L’autore scrive subito dopo che Bush ha dato a Saddam Hussein 48 ore per lasciare, coi figli, il suo Paese, disarmare e cambiare regime. Il comportamento dell’Iraq, specialmente dopo la guerra del 1991 giustifica preoccupazioni e reazioni, come dimostrano le stesse ammissioni irachene precedenti l’ultimatum del 17 marzo, provando che il governo aveva mentito nelle negazioni dei mesi e delle settimane precedenti.

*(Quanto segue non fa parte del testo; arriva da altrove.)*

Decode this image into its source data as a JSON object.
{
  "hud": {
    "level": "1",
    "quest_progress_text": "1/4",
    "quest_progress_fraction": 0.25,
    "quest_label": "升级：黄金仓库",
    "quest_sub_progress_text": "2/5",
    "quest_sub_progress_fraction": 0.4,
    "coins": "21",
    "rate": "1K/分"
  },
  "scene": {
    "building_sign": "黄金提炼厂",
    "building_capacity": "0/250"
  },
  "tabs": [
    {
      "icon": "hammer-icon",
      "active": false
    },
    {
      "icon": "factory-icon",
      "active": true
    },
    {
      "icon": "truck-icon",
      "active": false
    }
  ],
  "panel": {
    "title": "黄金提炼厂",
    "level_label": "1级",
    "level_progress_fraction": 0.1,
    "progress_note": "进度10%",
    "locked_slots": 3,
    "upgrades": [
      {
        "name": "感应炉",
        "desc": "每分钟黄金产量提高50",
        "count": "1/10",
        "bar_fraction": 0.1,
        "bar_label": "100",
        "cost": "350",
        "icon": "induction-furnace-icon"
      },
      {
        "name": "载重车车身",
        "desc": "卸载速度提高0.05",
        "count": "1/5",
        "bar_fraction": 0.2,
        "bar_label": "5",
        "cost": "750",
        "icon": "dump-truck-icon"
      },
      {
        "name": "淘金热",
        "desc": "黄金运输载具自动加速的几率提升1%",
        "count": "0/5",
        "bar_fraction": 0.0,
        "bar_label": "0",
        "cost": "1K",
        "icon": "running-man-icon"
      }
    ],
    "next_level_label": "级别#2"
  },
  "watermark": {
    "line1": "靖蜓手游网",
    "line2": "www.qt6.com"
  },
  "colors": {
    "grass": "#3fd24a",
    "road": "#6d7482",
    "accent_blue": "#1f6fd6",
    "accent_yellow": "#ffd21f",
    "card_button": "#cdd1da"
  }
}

Tuttavia il comportamento americano è ispirato dall’offesa materiale e morale che gli attentati dell’11 settembre 2001 hanno arrecato allo spirito degli Stati Uniti. Agli attentati di New York sono seguite delle dichiarazioni del presidente Bush indicanti una prima formulazione di strategia che il paese intendeva attuare come risposta, l’America avrebbe combattuto fino in fondo anche contro tutti quei Paesi che avessero avuto un qualche collegamento con organizzazioni terroristiche, una guerra controffensiva senza tregua e senza quartiere. Non contestare queste dichiarazioni e sottovalutare quell’offesa è stato un errore politico di molti, ed è stato altresì sbagliato non pensare che per gli Stati Uniti l’effetto di questa crisi sarebbe stato un potente rilancio, una immediata estensione di fini e di mezzi, un’intransigente esigenza di solidarietà e appoggio.
Non si comprende, dunque, l’ondata pacifista che ha investito, non tanto la Chiesa o chi difende le grandi linee umanitarie e morali e nemmeno quella legata a evidenti ipocrisie, ma, Francia, Germania, Russia e Cina.
È meglio forse non approvare immediatamente e totalmente ciò che fanno gli Stati Uniti, aspirando a una propria individualità autonoma di condotta politica, senza poi contrapporsi frontalmente con Paesi con i quali le ragioni di solidarietà sono ineludibili.